Buildings for Manufacturing
Buildings for Manufacturing - The profile of industrial production has undergone significant change over the last 50 years. The manufacture of heavy machinery, for which halls with a strong framework and heavy overhead cranes are necessary, has been shrinking as a sector within total manufacturing. The industries that have gained ground are those that require light structures and spaces with a high degree of transformability (flexibility). Some industrial branches (electronics, biogenetics, etc.) require spaces with a high degree of super-clean air (clean rooms). The technological changes,automation and robotization in manufacturing, transport and storage affect the design of indus- trial buildings (Lorenz, 1991).
Buildings for industry must satisfy the require- ments of manufacturing (Ferrier, 1987) and be designed and constructed in an economic way. Various companies have specialized in industrial construction: designers, contractors, steel, alu- minium, timber and concrete manufacturing firms. Such specialists have developed systems for industrial architecture enabling the system owner to apply their system for various commissions for industrial constructions.
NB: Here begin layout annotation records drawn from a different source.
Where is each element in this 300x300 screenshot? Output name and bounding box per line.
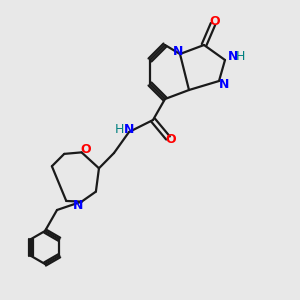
Text: N: N — [124, 122, 134, 136]
Text: N: N — [73, 199, 83, 212]
Text: N: N — [172, 44, 183, 58]
Text: H: H — [115, 123, 124, 136]
Text: H: H — [236, 50, 246, 64]
Text: O: O — [80, 143, 91, 157]
Text: O: O — [209, 15, 220, 28]
Text: N: N — [219, 77, 230, 91]
Text: O: O — [166, 133, 176, 146]
Text: N: N — [228, 50, 239, 64]
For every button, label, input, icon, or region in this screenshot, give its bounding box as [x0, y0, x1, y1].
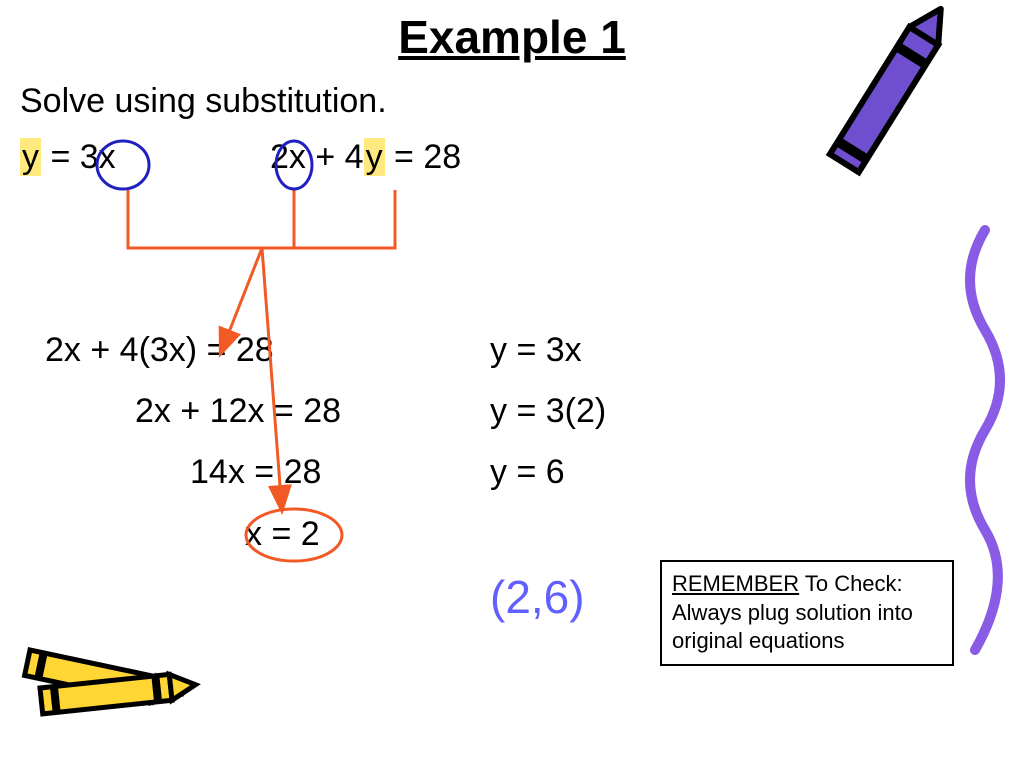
step-y1: y = 3x	[490, 320, 606, 381]
remember-label: REMEMBER	[672, 571, 799, 596]
slide-title: Example 1	[0, 10, 1024, 64]
eq2-y-highlight: y	[364, 138, 385, 176]
crayons-icon	[25, 650, 197, 714]
equation-2: 2x + 4y = 28	[270, 138, 461, 177]
step-1: 2x + 4(3x) = 28	[45, 320, 341, 381]
step-y2: y = 3(2)	[490, 381, 606, 442]
step-3: 14x = 28	[190, 442, 341, 503]
step-y3: y = 6	[490, 442, 606, 503]
eq1-y-highlight: y	[20, 138, 41, 176]
solve-x-steps: 2x + 4(3x) = 28 2x + 12x = 28 14x = 28 x…	[80, 320, 341, 565]
solve-y-steps: y = 3x y = 3(2) y = 6	[490, 320, 606, 504]
remember-box: REMEMBER To Check: Always plug solution …	[660, 560, 954, 666]
step-2: 2x + 12x = 28	[135, 381, 341, 442]
final-answer: (2,6)	[490, 570, 585, 624]
instruction-text: Solve using substitution.	[20, 82, 387, 121]
squiggle-icon	[970, 230, 1000, 650]
equation-1: y = 3x	[20, 138, 116, 177]
step-4: x = 2	[245, 504, 341, 565]
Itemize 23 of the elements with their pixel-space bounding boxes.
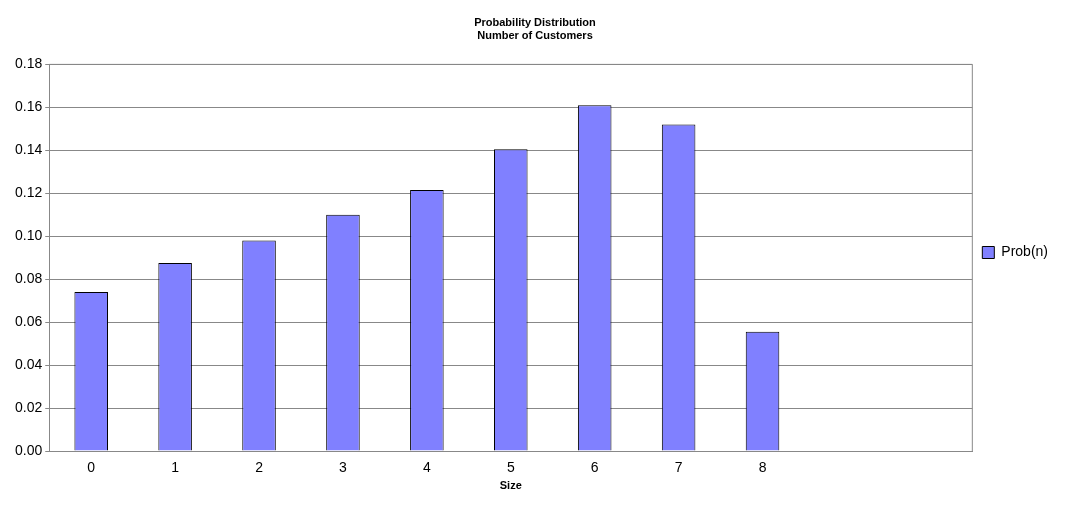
x-tick-label: 1 <box>171 459 180 476</box>
y-tick-label: 0.08 <box>15 270 43 287</box>
legend-label: Prob(n) <box>1001 243 1048 260</box>
chart-title: Probability Distribution <box>474 15 597 28</box>
x-tick-label: 4 <box>422 459 431 476</box>
y-tick-label: 0.10 <box>15 227 43 244</box>
y-tick-label: 0.02 <box>15 398 43 415</box>
y-tick-label: 0.06 <box>15 312 43 329</box>
x-tick-label: 7 <box>674 459 683 476</box>
x-tick-label: 3 <box>339 459 348 476</box>
x-tick-label: 0 <box>87 459 96 476</box>
y-tick-label: 0.14 <box>15 141 43 158</box>
y-tick-label: 0.04 <box>15 355 43 372</box>
y-tick-label: 0.00 <box>15 441 43 458</box>
x-tick-label: 8 <box>758 459 767 476</box>
chart-subtitle: Number of Customers <box>477 28 593 41</box>
x-tick-label: 5 <box>506 459 515 476</box>
y-tick-label: 0.16 <box>15 98 43 115</box>
y-tick-label: 0.12 <box>15 184 43 201</box>
x-axis-title: Size <box>499 479 522 492</box>
y-tick-label: 0.18 <box>15 55 43 72</box>
x-tick-label: 2 <box>255 459 264 476</box>
x-tick-label: 6 <box>590 459 599 476</box>
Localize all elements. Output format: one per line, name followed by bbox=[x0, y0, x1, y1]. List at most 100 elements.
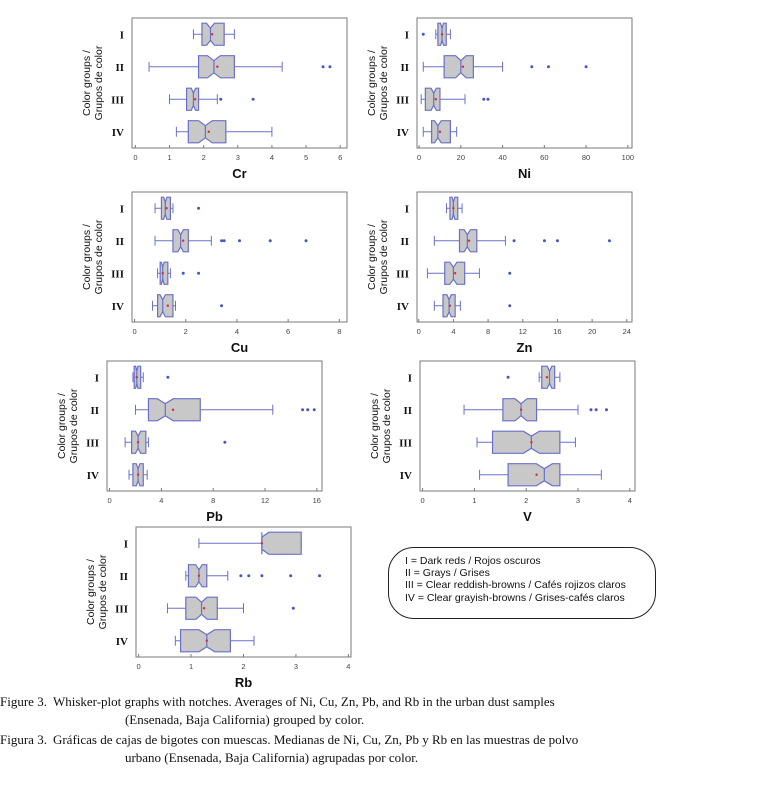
outlier-point bbox=[584, 65, 588, 69]
group-label: III bbox=[111, 268, 124, 280]
group-label: III bbox=[396, 94, 409, 106]
x-tick-label: 40 bbox=[498, 153, 506, 162]
legend-item: IV = Clear grayish-browns / Grises-cafés… bbox=[405, 591, 625, 604]
caption-spanish: Figura 3. Gráficas de cajas de bigotes c… bbox=[0, 731, 770, 767]
x-tick-label: 8 bbox=[211, 496, 215, 505]
caption-label: Figure 3. bbox=[0, 694, 47, 709]
panel-pb: 0 4 8 12 16 Pb Color groups / Grupos de color I I… bbox=[55, 353, 327, 525]
group-label: IV bbox=[397, 301, 409, 313]
group-label: I bbox=[405, 203, 409, 215]
y-axis-title: Color groups / bbox=[81, 50, 93, 116]
x-tick-label: 80 bbox=[582, 153, 590, 162]
x-tick-label: 5 bbox=[304, 153, 308, 162]
outlier-point bbox=[239, 574, 243, 578]
group-label: III bbox=[115, 603, 128, 615]
x-tick-label: 12 bbox=[261, 496, 269, 505]
outlier-point bbox=[594, 408, 598, 412]
x-tick-label: 6 bbox=[286, 327, 290, 336]
x-tick-label: 2 bbox=[184, 327, 188, 336]
mean-marker bbox=[216, 65, 219, 68]
mean-marker bbox=[530, 441, 533, 444]
x-tick-label: 20 bbox=[457, 153, 465, 162]
mean-marker bbox=[210, 33, 214, 36]
outlier-point bbox=[251, 97, 255, 101]
mean-marker bbox=[136, 473, 140, 476]
group-label: I bbox=[120, 203, 124, 215]
x-tick-label: 0 bbox=[108, 496, 112, 505]
x-tick-label: 0 bbox=[417, 327, 421, 336]
element-label: V bbox=[523, 509, 532, 524]
y-axis-title: Grupos de color bbox=[378, 219, 390, 294]
panel-ni: 0 20 40 60 80 100 Ni Color groups / Grupos de co… bbox=[365, 10, 637, 182]
group-label: I bbox=[408, 372, 412, 384]
y-axis-title: Grupos de color bbox=[97, 554, 109, 629]
caption-line: (Ensenada, Baja California) grouped by c… bbox=[124, 712, 365, 727]
caption-line: Gráficas de cajas de bigotes con muescas… bbox=[52, 732, 579, 747]
outlier-point bbox=[197, 206, 201, 210]
x-tick-label: 4 bbox=[346, 662, 350, 671]
group-label: II bbox=[400, 236, 409, 248]
outlier-point bbox=[219, 97, 223, 101]
mean-marker bbox=[136, 441, 140, 444]
mean-marker bbox=[161, 272, 164, 275]
caption-label: Figura 3. bbox=[0, 732, 47, 747]
outlier-point bbox=[555, 239, 559, 243]
plot-frame bbox=[419, 360, 636, 492]
x-tick-label: 16 bbox=[553, 327, 561, 336]
panel-v: 0 1 2 3 4 V Color groups / Grupos de color I II II… bbox=[368, 353, 640, 525]
x-tick-label: 3 bbox=[576, 496, 580, 505]
x-tick-label: 20 bbox=[588, 327, 596, 336]
outlier-point bbox=[312, 408, 316, 412]
x-tick-label: 4 bbox=[628, 496, 632, 505]
mean-marker bbox=[193, 98, 197, 101]
y-axis-title: Color groups / bbox=[81, 224, 93, 290]
notched-box bbox=[443, 55, 474, 79]
group-label: II bbox=[119, 571, 128, 583]
group-label: IV bbox=[112, 301, 124, 313]
mean-marker bbox=[171, 408, 175, 411]
outlier-point bbox=[289, 574, 293, 578]
group-label: III bbox=[86, 437, 99, 449]
mean-marker bbox=[545, 376, 549, 379]
outlier-point bbox=[301, 408, 305, 412]
element-label: Pb bbox=[206, 509, 223, 524]
notched-box bbox=[541, 365, 556, 389]
plot-frame bbox=[416, 191, 633, 323]
group-label: III bbox=[399, 437, 412, 449]
element-label: Cr bbox=[232, 166, 246, 181]
panel-cu: 0 2 4 6 8 Cu Color groups / Grupos de color I II I… bbox=[80, 184, 352, 356]
x-tick-label: 0 bbox=[133, 153, 137, 162]
outlier-point bbox=[605, 408, 609, 412]
group-label: I bbox=[124, 538, 128, 550]
outlier-point bbox=[223, 440, 227, 444]
x-tick-label: 3 bbox=[236, 153, 240, 162]
x-tick-label: 2 bbox=[202, 153, 206, 162]
element-label: Cu bbox=[231, 340, 248, 355]
group-label: IV bbox=[112, 127, 124, 139]
y-axis-title: Grupos de color bbox=[381, 388, 393, 463]
outlier-point bbox=[181, 271, 185, 275]
outlier-point bbox=[547, 65, 551, 69]
group-label: IV bbox=[400, 470, 412, 482]
outlier-point bbox=[321, 65, 325, 69]
x-tick-label: 3 bbox=[294, 662, 298, 671]
legend-item: III = Clear reddish-browns / Cafés rojiz… bbox=[405, 579, 626, 592]
outlier-point bbox=[530, 65, 534, 69]
plot-frame bbox=[131, 191, 348, 323]
x-tick-label: 4 bbox=[235, 327, 239, 336]
mean-marker bbox=[438, 130, 442, 133]
notched-box bbox=[147, 398, 201, 422]
notched-box bbox=[179, 629, 231, 653]
x-tick-label: 0 bbox=[137, 662, 141, 671]
group-label: II bbox=[115, 62, 124, 74]
group-label: IV bbox=[397, 127, 409, 139]
outlier-point bbox=[166, 375, 170, 379]
mean-marker bbox=[202, 607, 206, 610]
caption-line: Whisker-plot graphs with notches. Averag… bbox=[52, 694, 555, 709]
y-axis-title: Grupos de color bbox=[68, 388, 80, 463]
color-group-legend: I = Dark reds / Rojos oscuros II = Grays… bbox=[388, 547, 656, 619]
group-label: I bbox=[405, 29, 409, 41]
mean-marker bbox=[440, 33, 444, 36]
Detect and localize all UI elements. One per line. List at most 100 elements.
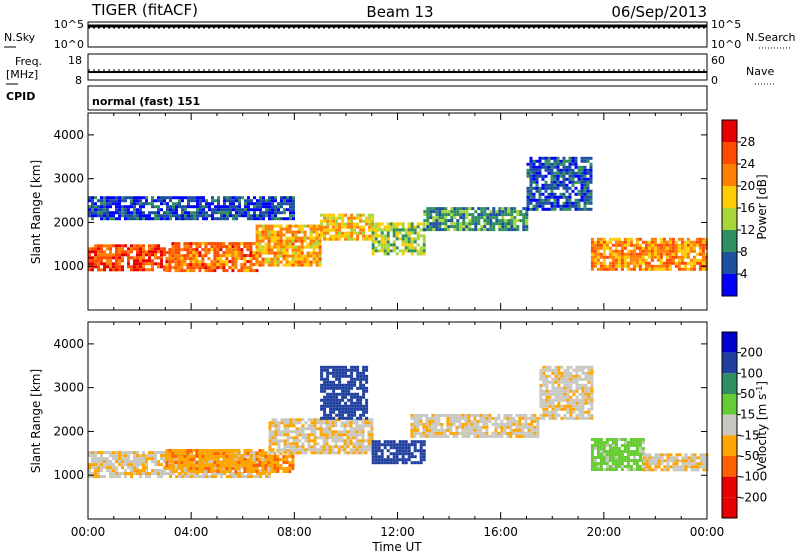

The architecture of industrial buildings may have for some companies a marketing value. Some companies developed a specific image for the company, as did IBM. In such cases the company requires that its buildings be designed with that special feature, which for IBM means horizontally striped façade claddings; see the IBM complex in Basiano, 1983, designed by the Italian Gino Valle and the IBM Corbeil complex, Corbeil-Essonnes, France, 1982, designed by Vaudou and Luthi. Where external daylighting is not needed, industrial buildings may be designed as closed boxes with some kind of external cladding. Modular coordina- tion is universally present. Flexibility and variability of internal space enables management to carry out changes in manufacturing processes. Overhead travelling cranes and rail connections (as men- tioned above) are rarely required in contemporary industrial plants.
Industrial architecture embraced modernism and during the post-modern period retained this prefer- ence, a phenomenon that naturally is in harmony with industry’s somewhat conservative character.